PESISIR BARAT – (CJ) – Petambak udang di Kabupaten Pesisir Barat (Pesibar), Provinsi Lampung menolak pengegelan tambak yang dilakukan Pemkab setempat, Selasa (19/10/2021) dengan alasan tambak mereka sudah berizin sebelum Perda Perubahan RTRW terbit. Bahkan puluhan karyawan tambak yang sebagian besar kaum wanita menggelar unjuk rasa menolak penutupan paksa tempat mereka bekerja.
Sebanyak 50—an anggota Satpol Pamongpraja Kabupaten Pesibar beserta instansi terkait melakukan penyegelan terhadap tambak udang PT. Sumatra Seafood Indonesia yang berada di Tanjungjati yang memiliki 14 kolam dengan 25 karyawan. Selanjutnya penyegelan kedua terhadap tambak udang PT. Andi Riza Farm di Desa Way Batang milik Andi Reza yang mempunyai 18 kolam dengan 60 karyawan. Kemudian, terhadap tambak PT. Arci Ferdian milik Hermantono yang mempunyai 9 kolam dengan 25 pekerja di Desa Margasuka, Dusun Merambai.
Dari keseluruhan terdapat tujuh tambak udang vanname yang berada di Kabupaten Pesibar yang ditutup Pemkab, karena dinilai melanggar Perda Nomor 8 Tahun 2017 tentang RTRW 2017-2037.
Dalam Perda ini, dari 6 kecamatan di kabupaten tersebut, 4 di antaranya alih fungsi menjadi zona pengembangan wisata yakni Lemong, Pesisir Utara, Ngambur dan Pesisir Selatan. Hanya tinggal 2 kecamatan yang disisakan untuk budidaya air payau yakni Bengkunat dan Ngaras.

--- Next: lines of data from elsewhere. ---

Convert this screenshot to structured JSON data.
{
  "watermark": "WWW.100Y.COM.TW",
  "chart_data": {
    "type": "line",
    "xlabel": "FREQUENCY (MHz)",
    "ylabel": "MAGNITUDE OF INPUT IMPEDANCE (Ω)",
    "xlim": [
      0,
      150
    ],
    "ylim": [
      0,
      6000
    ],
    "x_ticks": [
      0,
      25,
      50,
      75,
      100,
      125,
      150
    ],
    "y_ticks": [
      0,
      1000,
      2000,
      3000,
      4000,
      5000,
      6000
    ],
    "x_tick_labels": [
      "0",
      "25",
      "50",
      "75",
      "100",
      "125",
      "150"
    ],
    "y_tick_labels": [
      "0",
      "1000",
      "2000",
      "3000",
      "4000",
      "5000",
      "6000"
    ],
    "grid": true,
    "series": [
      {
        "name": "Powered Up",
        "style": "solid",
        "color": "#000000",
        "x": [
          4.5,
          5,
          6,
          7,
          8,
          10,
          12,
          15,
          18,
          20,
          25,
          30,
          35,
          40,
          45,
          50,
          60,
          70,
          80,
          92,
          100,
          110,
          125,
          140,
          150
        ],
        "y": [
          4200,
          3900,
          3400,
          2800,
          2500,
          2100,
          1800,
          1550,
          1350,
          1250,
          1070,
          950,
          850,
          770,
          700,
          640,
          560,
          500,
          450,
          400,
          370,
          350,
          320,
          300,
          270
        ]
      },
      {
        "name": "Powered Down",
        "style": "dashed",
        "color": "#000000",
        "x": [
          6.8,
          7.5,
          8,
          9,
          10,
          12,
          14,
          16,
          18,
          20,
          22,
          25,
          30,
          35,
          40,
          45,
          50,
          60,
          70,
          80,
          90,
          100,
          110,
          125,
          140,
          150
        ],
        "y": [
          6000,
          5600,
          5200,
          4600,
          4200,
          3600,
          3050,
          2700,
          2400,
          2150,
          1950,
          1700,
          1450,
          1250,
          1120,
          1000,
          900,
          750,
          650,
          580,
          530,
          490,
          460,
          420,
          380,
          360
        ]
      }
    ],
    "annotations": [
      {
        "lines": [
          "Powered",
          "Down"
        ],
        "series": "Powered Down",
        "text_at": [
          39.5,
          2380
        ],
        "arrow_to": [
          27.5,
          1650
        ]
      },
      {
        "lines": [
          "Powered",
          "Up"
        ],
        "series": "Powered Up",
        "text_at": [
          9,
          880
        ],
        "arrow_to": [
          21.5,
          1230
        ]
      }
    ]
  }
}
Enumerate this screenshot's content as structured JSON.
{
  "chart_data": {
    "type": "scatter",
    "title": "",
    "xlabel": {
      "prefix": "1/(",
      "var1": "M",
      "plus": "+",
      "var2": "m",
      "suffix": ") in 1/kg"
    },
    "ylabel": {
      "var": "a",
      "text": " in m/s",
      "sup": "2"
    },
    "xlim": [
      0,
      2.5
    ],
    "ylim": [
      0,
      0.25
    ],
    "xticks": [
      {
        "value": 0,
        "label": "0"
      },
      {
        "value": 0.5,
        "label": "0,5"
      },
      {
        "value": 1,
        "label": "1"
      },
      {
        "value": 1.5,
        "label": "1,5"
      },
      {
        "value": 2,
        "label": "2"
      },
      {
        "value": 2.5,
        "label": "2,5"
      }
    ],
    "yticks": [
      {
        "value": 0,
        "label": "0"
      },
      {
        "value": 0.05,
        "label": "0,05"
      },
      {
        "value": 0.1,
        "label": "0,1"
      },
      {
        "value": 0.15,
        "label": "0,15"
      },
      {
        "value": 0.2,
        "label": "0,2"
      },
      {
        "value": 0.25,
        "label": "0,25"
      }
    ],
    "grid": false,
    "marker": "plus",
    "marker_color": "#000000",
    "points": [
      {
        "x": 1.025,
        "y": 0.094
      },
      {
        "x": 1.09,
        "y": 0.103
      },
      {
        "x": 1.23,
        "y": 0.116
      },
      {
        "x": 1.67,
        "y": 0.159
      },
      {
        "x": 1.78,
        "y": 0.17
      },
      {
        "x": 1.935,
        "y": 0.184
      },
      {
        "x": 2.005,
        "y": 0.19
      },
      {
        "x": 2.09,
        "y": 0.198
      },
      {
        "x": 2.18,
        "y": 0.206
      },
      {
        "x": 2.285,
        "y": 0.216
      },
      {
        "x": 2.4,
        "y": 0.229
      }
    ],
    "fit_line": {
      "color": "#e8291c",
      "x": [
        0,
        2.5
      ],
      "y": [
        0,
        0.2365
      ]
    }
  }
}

Penyegelan tersebut ditandai dengan penyerahan surat perintah penyegelan kepada pemilik/pengelola tambak, pemasangan plank berisikan dasar penyegelan dan konsekwensi dari penyegelan dan pemasangan segel di pintu masuk tambak.
Di tambak udang PT Andi Riza Farm, rombongan Satpol PP yang dipimpin PLT Kepala Satpol PP Kab Pesibar Cahyadi Muis dihadang puluhan karyawan warga setempat yang sebagian kaum wanita sambil membentangkan poster. Di antaranya, poster tersebut bertuliskan: Jangan Tutup Periuk Nasi Kami, Sejak Ada Tambak Anak Kami Bisa Sekolah, Tambak Tutup Rakyat Lapar, Bapak Satpol PP Kasihanlah Kami, dan lain-lain.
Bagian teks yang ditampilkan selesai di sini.